At the 2004 Miami International Film Festival, the entries in the World Dramatic Features competition were generally quite strong, but one merited the FIPRESCI prize on the basis of its subtle originality. Japanese Story, the second feature by Melbourne director Sue Brooks and screenwriter Alison Tilson, has already enjoyed a theatrical release in its native Australia as well as in selected parts of the U.S. It is the Miami FIPRESCI jury’s hope that in winning a prize, the film will receive the additional attention it so richly deserves.
The film stars Toni Collette as a geologist who’s charged with driving a Japanese executive (Gotaro Tsunashima) to her company’s mines in the outback so he can survey his investment. Early scenes establish the geologist as an aggressive career woman, then pit her against her more passive-aggressive Japanese companion. Much fun is had setting up their culturally-motivated disdain for each other: he treats her like a driver, expecting her to load his bags into the truck; she condescends to him as well, pointing out his mispronunciations with schoolmarmish glee. So far, so predictable. In a generic Hollywood film, the two would get stranded in the desert, open their minds fall in love, then overcome a series of obstacles before living happily ever after. Japanese Story heads in some of these directions, only to veer off course in thrillingly lifelike ways.
The film handles the characters’ culture clash intelligently, without indulging in too many stereotypes. For instance, consider the fact that the aggressive one is the woman while the deferential one is the man, thereby flipping the gender stereotype on its head. When the two go out with their colleagues one night, it’s the quiet one who gets stinkingly drunk, not the loud Aussie. The film seems to trade on the more defensible stereotype of the ignorant tourist rather than on obvious gender and cultural touch points.
Once the characters have seen each other through a rough night and a day filled with relief and enjoyment of the other’s company, they end up sleeping together. What’s unique about this film is that it doesn’t present the new lovers as soul mates. Their connection is filled with tenderness, lust and wonder, but also with a certain respectful distance. They are not going to end up living happily ever after, and according to this wise film, that doesn’t take anything away from their experience. This is a sweet, transient affair between two self-aware adults, and the film allows it to exist in the moment, not as the prelude to something larger and more lasting.
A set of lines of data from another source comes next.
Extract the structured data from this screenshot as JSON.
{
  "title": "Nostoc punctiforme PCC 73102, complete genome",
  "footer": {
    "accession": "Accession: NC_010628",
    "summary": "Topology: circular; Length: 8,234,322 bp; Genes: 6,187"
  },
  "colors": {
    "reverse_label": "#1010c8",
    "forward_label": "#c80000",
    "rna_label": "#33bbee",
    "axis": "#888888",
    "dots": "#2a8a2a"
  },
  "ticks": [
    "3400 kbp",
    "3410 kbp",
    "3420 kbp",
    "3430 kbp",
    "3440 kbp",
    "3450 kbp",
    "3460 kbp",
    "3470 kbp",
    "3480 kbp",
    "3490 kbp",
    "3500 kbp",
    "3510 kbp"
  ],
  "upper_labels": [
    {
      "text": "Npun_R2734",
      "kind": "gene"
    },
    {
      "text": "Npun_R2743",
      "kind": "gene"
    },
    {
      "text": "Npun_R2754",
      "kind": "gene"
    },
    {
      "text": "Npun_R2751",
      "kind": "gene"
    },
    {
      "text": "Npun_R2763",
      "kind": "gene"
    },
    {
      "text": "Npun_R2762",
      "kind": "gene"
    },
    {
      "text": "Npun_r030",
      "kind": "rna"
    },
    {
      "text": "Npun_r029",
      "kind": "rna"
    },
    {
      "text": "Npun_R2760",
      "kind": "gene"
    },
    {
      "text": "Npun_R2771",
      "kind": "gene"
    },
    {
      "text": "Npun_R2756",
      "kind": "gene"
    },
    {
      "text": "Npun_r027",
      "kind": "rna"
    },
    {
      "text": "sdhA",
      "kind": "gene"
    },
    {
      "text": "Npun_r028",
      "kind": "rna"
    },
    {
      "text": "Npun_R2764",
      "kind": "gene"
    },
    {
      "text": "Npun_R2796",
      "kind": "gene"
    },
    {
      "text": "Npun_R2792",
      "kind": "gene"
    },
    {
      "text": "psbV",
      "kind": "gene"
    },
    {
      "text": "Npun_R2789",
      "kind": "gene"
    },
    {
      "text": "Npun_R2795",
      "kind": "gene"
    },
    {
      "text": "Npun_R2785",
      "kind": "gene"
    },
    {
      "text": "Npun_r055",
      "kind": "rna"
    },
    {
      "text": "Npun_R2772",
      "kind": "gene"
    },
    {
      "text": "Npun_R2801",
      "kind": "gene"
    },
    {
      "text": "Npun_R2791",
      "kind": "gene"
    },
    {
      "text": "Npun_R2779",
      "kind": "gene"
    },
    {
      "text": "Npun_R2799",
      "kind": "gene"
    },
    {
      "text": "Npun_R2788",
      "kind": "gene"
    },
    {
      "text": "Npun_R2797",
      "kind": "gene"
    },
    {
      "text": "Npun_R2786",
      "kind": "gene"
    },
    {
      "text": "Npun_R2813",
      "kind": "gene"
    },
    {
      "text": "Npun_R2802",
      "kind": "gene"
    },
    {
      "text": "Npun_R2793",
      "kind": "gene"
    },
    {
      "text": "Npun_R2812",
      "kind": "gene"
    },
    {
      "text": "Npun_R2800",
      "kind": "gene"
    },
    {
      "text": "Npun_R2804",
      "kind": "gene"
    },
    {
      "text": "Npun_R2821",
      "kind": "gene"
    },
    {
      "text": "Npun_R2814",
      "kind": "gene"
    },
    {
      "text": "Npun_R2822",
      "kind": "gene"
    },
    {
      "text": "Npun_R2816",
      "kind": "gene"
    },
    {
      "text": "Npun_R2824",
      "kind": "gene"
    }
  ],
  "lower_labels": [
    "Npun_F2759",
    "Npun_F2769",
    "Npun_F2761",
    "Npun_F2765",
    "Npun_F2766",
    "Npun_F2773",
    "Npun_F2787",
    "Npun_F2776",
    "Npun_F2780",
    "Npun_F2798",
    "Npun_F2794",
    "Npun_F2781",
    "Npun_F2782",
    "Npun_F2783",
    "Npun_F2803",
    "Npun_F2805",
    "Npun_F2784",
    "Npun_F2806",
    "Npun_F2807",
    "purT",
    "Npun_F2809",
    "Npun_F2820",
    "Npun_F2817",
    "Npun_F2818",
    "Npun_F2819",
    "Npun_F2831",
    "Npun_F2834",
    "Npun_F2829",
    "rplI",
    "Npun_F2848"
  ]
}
Of course, something larger most definitely follows from their affair. The filmmakers do not wish reviewers to reveal the plot of second half of the film, so it must suffice to say that something bad happens and the rest of the film is about coping with its aftermath. The event itself is rendered with such surprise and sensitivity that it would be a shame to spoil it for viewers. But this event and its aftermath are what truly distinguish Japanese Story from the competition. Films rarely deal with this subject, let alone in such a realistic, emotionally attuned way. The filmmakers allow the event and its aftermath to dominate the story, as it should, but they also situate it such that it would not make sense without all that went before. Japanese Story unfolds with all the looseness and unpredictability of real life, but that doesn’t not mean it’s unstructured. Meaning and emotion build to an utterly satisfying catharsis. Much of the credit for this goes to Collette for her confident, compassionate performance. The direction is also artful yet unobtrusive. Brooks delicately balances close-ups that reveal the characters’ mental states with wide shots of them positioned in an unforgiving environment in order to develop the film’s theme: that we are not as in control of our lives as we might believe. This theme is a refreshing contrast to the usual depiction of characters who achieve their dreams despite the odds. Needless to say, life is often more unexpected and interesting than that.
Japanese Story is not a perfect film – at times the pace lags, at other times the hand of the screenwriter becomes apparent – but it is original and uncommonly mature.